Final answer:
The amount of salt in a mixing tank over time where brine is added and then drained can be determined by setting up and solving a differential equation that accounts for the rates of salt entering and leaving the tank.
Step-by-step explanation:
A student asked about determining the amount of salt at any time t > 0 in a mixing tank scenario. The tank starts with 200 gallons of water and 100 pounds of salt. Additional brine solution with 2 lbs/gal concentration is added at 3 gal/min, and the mixture is drained at 5 gal/min. To solve this, we set up a differential equation considering the rates of salt coming in and going out, and the fact that the solution is well stirred, meaning the concentration of salt in the water leaving the tank is the same as that in the tank at any given time.

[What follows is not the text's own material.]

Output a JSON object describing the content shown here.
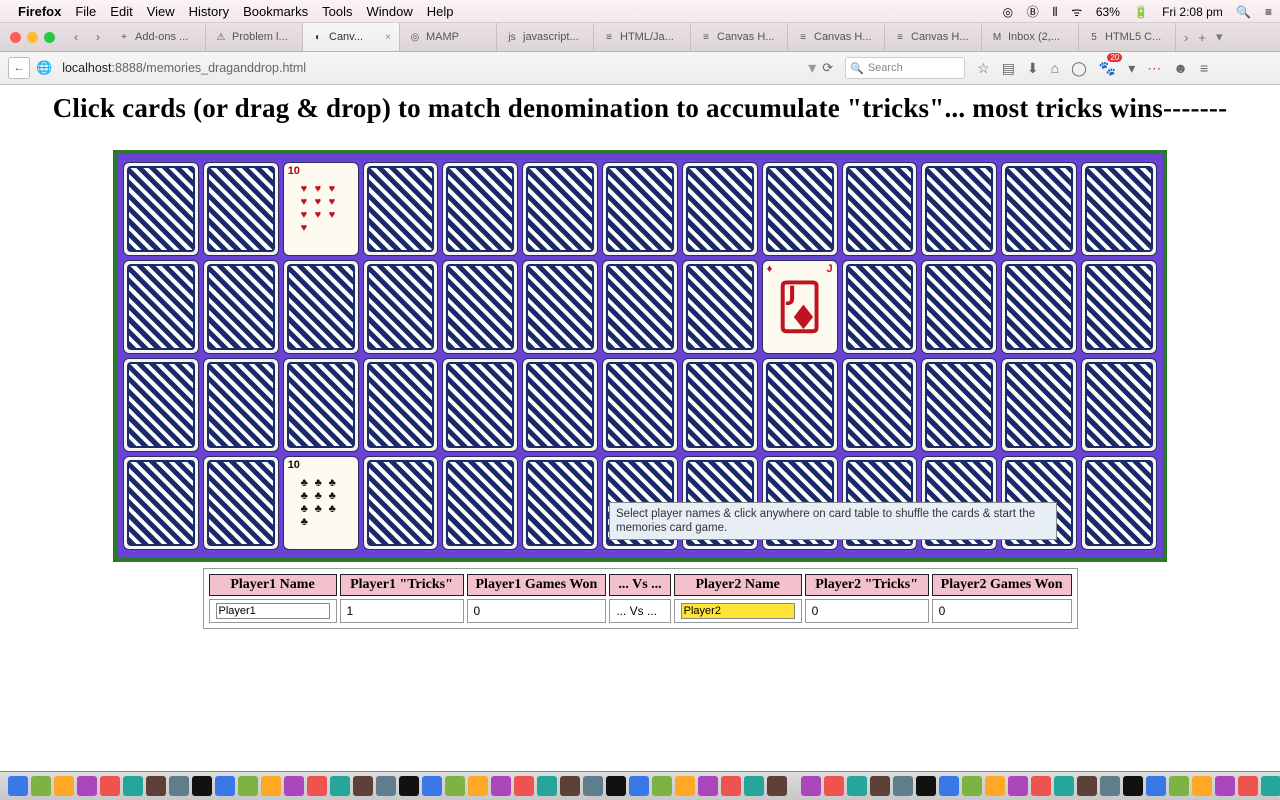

We let S(t) be the amount of salt in the tank at any time t. The rate of salt entering is 2 lbs/gal × 3 gal/min = 6 lbs/min. The rate of salt leaving is (S(t) lbs)/(V(t) gal) × 5 gal/min, where V(t) = 200 - 2t gallons, since the tank is being drained faster than it is being filled. The differential equation is thus dS/dt = incoming rate - outgoing rate = 6 - (5S(t))/(200 - 2t). Solving this differential equation will give the function S(t) which represents the amount of salt at any time t.